© JUNGE FREIHEIT Verlag GmbH & Co. KG www.jungefreiheit.de 36/22 / 02. September 2022

Bitcoin fiel am Wochende trotz Inflation erneut unter 20.000 Dollar
Läutende Todesglöckchen
Thorsten Polleit

Der Bitcoin hat seit seinem Beginn im Jahr 2009 immer wieder die Gemüter erhitzt. Die Idee, er werde Dollar und Euro verdrängen, fasziniert und löst zugleich Kopfschütteln aus. Doch die Preisentwicklung hatte Skeptiker zunächst widerlegt: Kostete die Kryptowährung im November 2011 noch 8,22 Dollar, erreichte der Bitcoin zehn Jahre später seinen bisherigen Höchststand von 67.550 Dollar – was einer jährlichen Rendite von 126,9 Prozent entsprach. Mittlerweile ist der Bitcoinpreis jedoch stark gefallen. Zu Wochenbeginn notierte er nur noch knapp über der 20.000er-Marke – ein Preisrückgang von etwa 70 Prozent seit 2021. Anleger, die früh dabei waren, freuen sich dennnoch über eine gute Rendite. Wer erst 2020 einstieg, erlitt große Verluste.

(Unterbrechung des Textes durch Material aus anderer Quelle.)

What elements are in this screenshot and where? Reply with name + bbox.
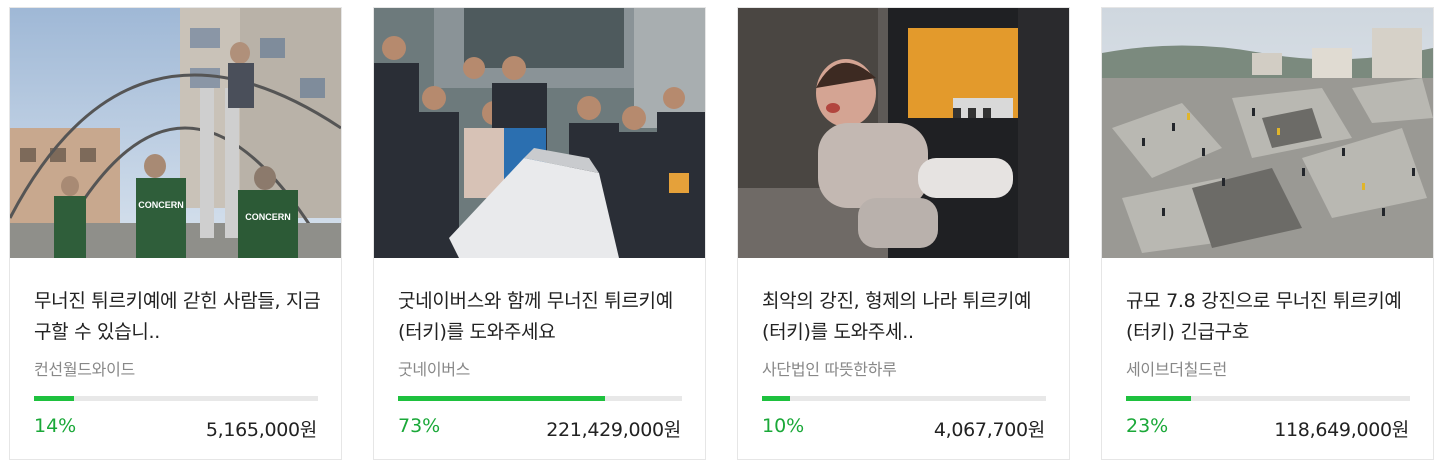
raised-amount: 221,429,000원 <box>546 419 681 441</box>
progress-percent: 10% <box>762 415 805 437</box>
fundraiser-card[interactable]: 최악의 강진, 형제의 나라 튀르키예(터키)를 도와주세.. 사단법인 따뜻한… <box>737 7 1070 460</box>
fundraiser-photo-child-rescue[interactable] <box>738 8 1069 258</box>
progress-bar-fill <box>398 396 606 401</box>
progress-percent: 23% <box>1126 415 1169 437</box>
progress-bar-fill <box>762 396 791 401</box>
progress-bar <box>398 396 682 401</box>
progress-bar-fill <box>34 396 74 401</box>
fundraiser-photo-collapsed-buildings[interactable] <box>1102 8 1433 258</box>
progress-bar-fill <box>1126 396 1192 401</box>
image-brand-text: CONCERN <box>245 212 291 222</box>
fundraiser-title[interactable]: 최악의 강진, 형제의 나라 튀르키예(터키)를 도와주세.. <box>762 286 1052 348</box>
fundraiser-organization: 컨선월드와이드 <box>34 360 135 379</box>
progress-percent: 14% <box>34 415 77 437</box>
fundraiser-title[interactable]: 무너진 튀르키예에 갇힌 사람들, 지금 구할 수 있습니.. <box>34 286 324 348</box>
fundraiser-photo-rescue-tent[interactable]: CONCERN CONCERN <box>10 8 341 258</box>
raised-amount: 118,649,000원 <box>1274 419 1409 441</box>
fundraiser-photo-rescue-crowd[interactable] <box>374 8 705 258</box>
raised-amount: 4,067,700원 <box>933 419 1045 441</box>
progress-bar <box>762 396 1046 401</box>
image-brand-text: CONCERN <box>138 200 184 210</box>
progress-bar <box>34 396 318 401</box>
fundraiser-title[interactable]: 규모 7.8 강진으로 무너진 튀르키예(터키) 긴급구호 <box>1126 286 1416 348</box>
fundraiser-card[interactable]: CONCERN CONCERN 무너진 튀르키예에 갇힌 사람들, 지금 구할 … <box>9 7 342 460</box>
fundraiser-organization: 굿네이버스 <box>398 360 471 379</box>
fundraiser-organization: 사단법인 따뜻한하루 <box>762 360 897 379</box>
raised-amount: 5,165,000원 <box>205 419 317 441</box>
progress-bar <box>1126 396 1410 401</box>
fundraiser-card[interactable]: 굿네이버스와 함께 무너진 튀르키예(터키)를 도와주세요 굿네이버스 73% … <box>373 7 706 460</box>
progress-percent: 73% <box>398 415 441 437</box>
fundraiser-title[interactable]: 굿네이버스와 함께 무너진 튀르키예(터키)를 도와주세요 <box>398 286 688 348</box>
fundraiser-organization: 세이브더칠드런 <box>1126 360 1227 379</box>
fundraiser-card[interactable]: 규모 7.8 강진으로 무너진 튀르키예(터키) 긴급구호 세이브더칠드런 23… <box>1101 7 1434 460</box>
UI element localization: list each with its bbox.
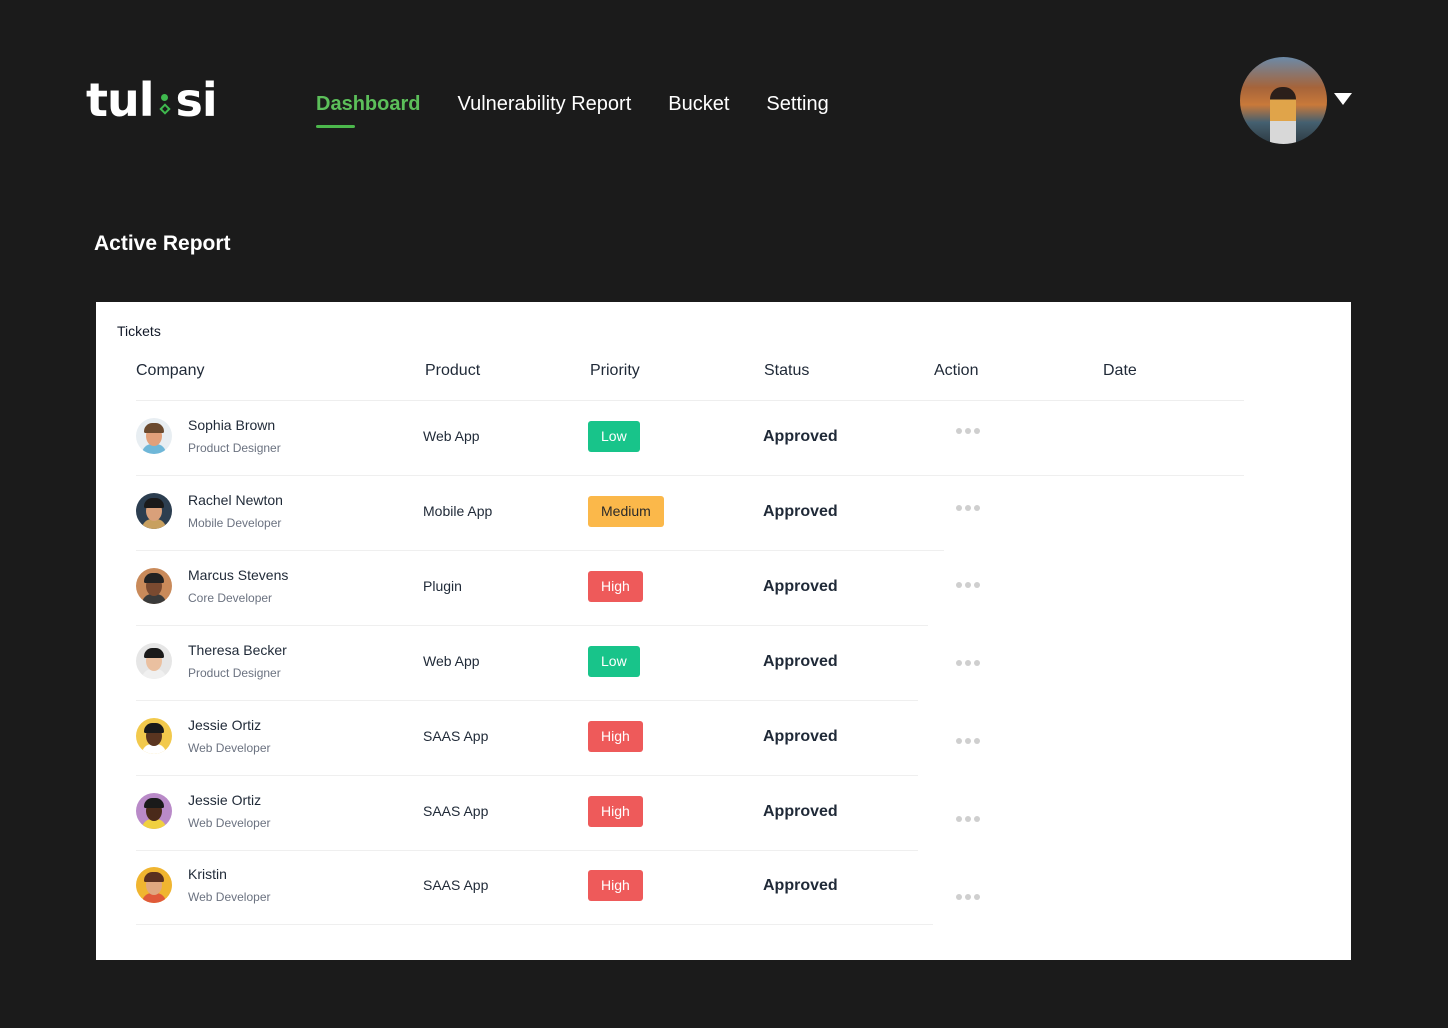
avatar <box>136 493 172 529</box>
table-row[interactable]: Theresa Becker Product Designer Web App … <box>96 626 1351 701</box>
row-divider <box>136 924 933 925</box>
row-role: Web Developer <box>188 816 271 830</box>
status-text: Approved <box>763 803 838 820</box>
row-role: Web Developer <box>188 890 271 904</box>
row-product: Mobile App <box>423 503 493 519</box>
status-text: Approved <box>763 653 838 670</box>
row-product: Web App <box>423 428 480 444</box>
more-actions-icon[interactable] <box>952 890 984 904</box>
table-row[interactable]: Jessie Ortiz Web Developer SAAS App High… <box>96 776 1351 851</box>
more-actions-icon[interactable] <box>952 734 984 748</box>
logo-text-right: si <box>175 73 218 127</box>
table-row[interactable]: Sophia Brown Product Designer Web App Lo… <box>96 401 1351 476</box>
column-header-action: Action <box>934 362 979 379</box>
more-actions-icon[interactable] <box>952 578 984 592</box>
priority-badge: High <box>588 796 643 827</box>
table-row[interactable]: Jessie Ortiz Web Developer SAAS App High… <box>96 701 1351 776</box>
priority-badge: High <box>588 571 643 602</box>
page-title: Active Report <box>94 232 231 255</box>
row-role: Mobile Developer <box>188 516 282 530</box>
priority-badge: High <box>588 721 643 752</box>
status-text: Approved <box>763 877 838 894</box>
status-text: Approved <box>763 728 838 745</box>
status-text: Approved <box>763 578 838 595</box>
priority-badge: Low <box>588 421 640 452</box>
row-product: SAAS App <box>423 728 489 744</box>
row-role: Product Designer <box>188 441 281 455</box>
table-row[interactable]: Rachel Newton Mobile Developer Mobile Ap… <box>96 476 1351 551</box>
nav-bucket[interactable]: Bucket <box>668 90 729 118</box>
row-product: Plugin <box>423 578 462 594</box>
row-name: Jessie Ortiz <box>188 792 262 808</box>
more-actions-icon[interactable] <box>952 656 984 670</box>
row-name: Marcus Stevens <box>188 567 289 583</box>
more-actions-icon[interactable] <box>952 501 984 515</box>
avatar <box>136 643 172 679</box>
user-avatar-figure <box>1270 87 1296 144</box>
avatar <box>136 418 172 454</box>
avatar <box>136 568 172 604</box>
row-name: Jessie Ortiz <box>188 717 262 733</box>
column-header-status: Status <box>764 362 810 379</box>
logo-mark-icon <box>158 80 172 120</box>
row-role: Web Developer <box>188 741 271 755</box>
more-actions-icon[interactable] <box>952 424 984 438</box>
status-text: Approved <box>763 428 838 445</box>
column-header-product: Product <box>425 362 481 379</box>
row-name: Rachel Newton <box>188 492 283 508</box>
main-nav: Dashboard Vulnerability Report Bucket Se… <box>316 90 829 128</box>
priority-badge: Low <box>588 646 640 677</box>
priority-badge: Medium <box>588 496 664 527</box>
tulsi-logo[interactable]: tul si <box>86 72 218 128</box>
tickets-card: Tickets Company Product Priority Status … <box>96 302 1351 960</box>
status-text: Approved <box>763 503 838 520</box>
column-header-priority: Priority <box>590 362 640 379</box>
row-product: SAAS App <box>423 877 489 893</box>
column-header-company: Company <box>136 362 205 379</box>
priority-badge: High <box>588 870 643 901</box>
row-role: Core Developer <box>188 591 273 605</box>
row-name: Theresa Becker <box>188 642 287 658</box>
row-name: Sophia Brown <box>188 417 276 433</box>
avatar <box>136 793 172 829</box>
nav-setting[interactable]: Setting <box>766 90 828 118</box>
card-title: Tickets <box>117 323 161 339</box>
avatar <box>136 867 172 903</box>
user-avatar[interactable] <box>1240 57 1327 144</box>
avatar <box>136 718 172 754</box>
nav-dashboard[interactable]: Dashboard <box>316 90 420 128</box>
table-row[interactable]: Marcus Stevens Core Developer Plugin Hig… <box>96 551 1351 626</box>
caret-down-icon[interactable] <box>1334 93 1352 105</box>
nav-vulnerability-report[interactable]: Vulnerability Report <box>457 90 631 118</box>
logo-text-left: tul <box>86 73 155 127</box>
column-header-date: Date <box>1103 362 1137 379</box>
table-row[interactable]: Kristin Web Developer SAAS App High Appr… <box>96 850 1351 925</box>
more-actions-icon[interactable] <box>952 812 984 826</box>
row-name: Kristin <box>188 866 227 882</box>
row-product: Web App <box>423 653 480 669</box>
row-role: Product Designer <box>188 666 281 680</box>
row-product: SAAS App <box>423 803 489 819</box>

Derzeit belasten einige Faktoren den Bitcoinpreis. Der steigende US-Zins verleitet Anleger, Geld aus dem Kryptomarkt abzuziehen und in wieder zinstragende Bankguthaben und Anleihen zu stecken. Zudem hat das jüngste „Bereinigungsgewitter“ im Markt für Stablecoins (zu nennen ist hier der „Terra Luna“-Crash; JF 21/22) dem Bitcoinpreis zugesetzt: Es hat das Vertrauen vieler Anleger und Investoren in den erhofften Siegeszug der Krypoteinheiten mächtig getrübt. Und nicht zuletzt hat der Bitcoinpreis einen hohen Gleichlauf mit den Tech-Aktienkursen an den Tag gelegt und deren Tiefenrausch mitgemacht. Das deutet darauf hin, daß anscheinend so mancher Investor im Bitcoin doch nur ein spekulatives Instrument erblickt, daß er nicht zu Geld- bzw. Wertaufbewahrungszwecken gehalten wurde.

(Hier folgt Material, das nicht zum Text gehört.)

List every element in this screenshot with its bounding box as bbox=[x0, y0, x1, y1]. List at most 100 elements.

Allerdings sollte man sich vom gewaltigen Auf und Ab des Bitcoinpreises nicht zu vorschnellen Urteilen verleiten lassen. Sein jüngster Preisrückgang ist sicherlich kein verläßlicher Indikator für seine Zukunft. Der US-Schriftsteller Mark Twain schrieb einst: „Die Nachrichten über meinen Tod sind stark übertrieben.“ Ganz Ähnliches gilt für den Bitcoin und andere Krypoteinheiten. Denn man sollte bedenken: Viele kluge Köpfe arbeiten weltweit daran, eine verläßliche Alternative zu den offiziellen ungedeckten (Inflations-)Währungen zu erarbeiten. Das ist nicht nur bitter nötig, es ist auch alles andere als unmöglich. Ob der Bitcoin jedoch für den kurzfristig orientierten Durchschnittsanleger wirklich das Richtige ist, steht auf einem ganz anderen Blatt.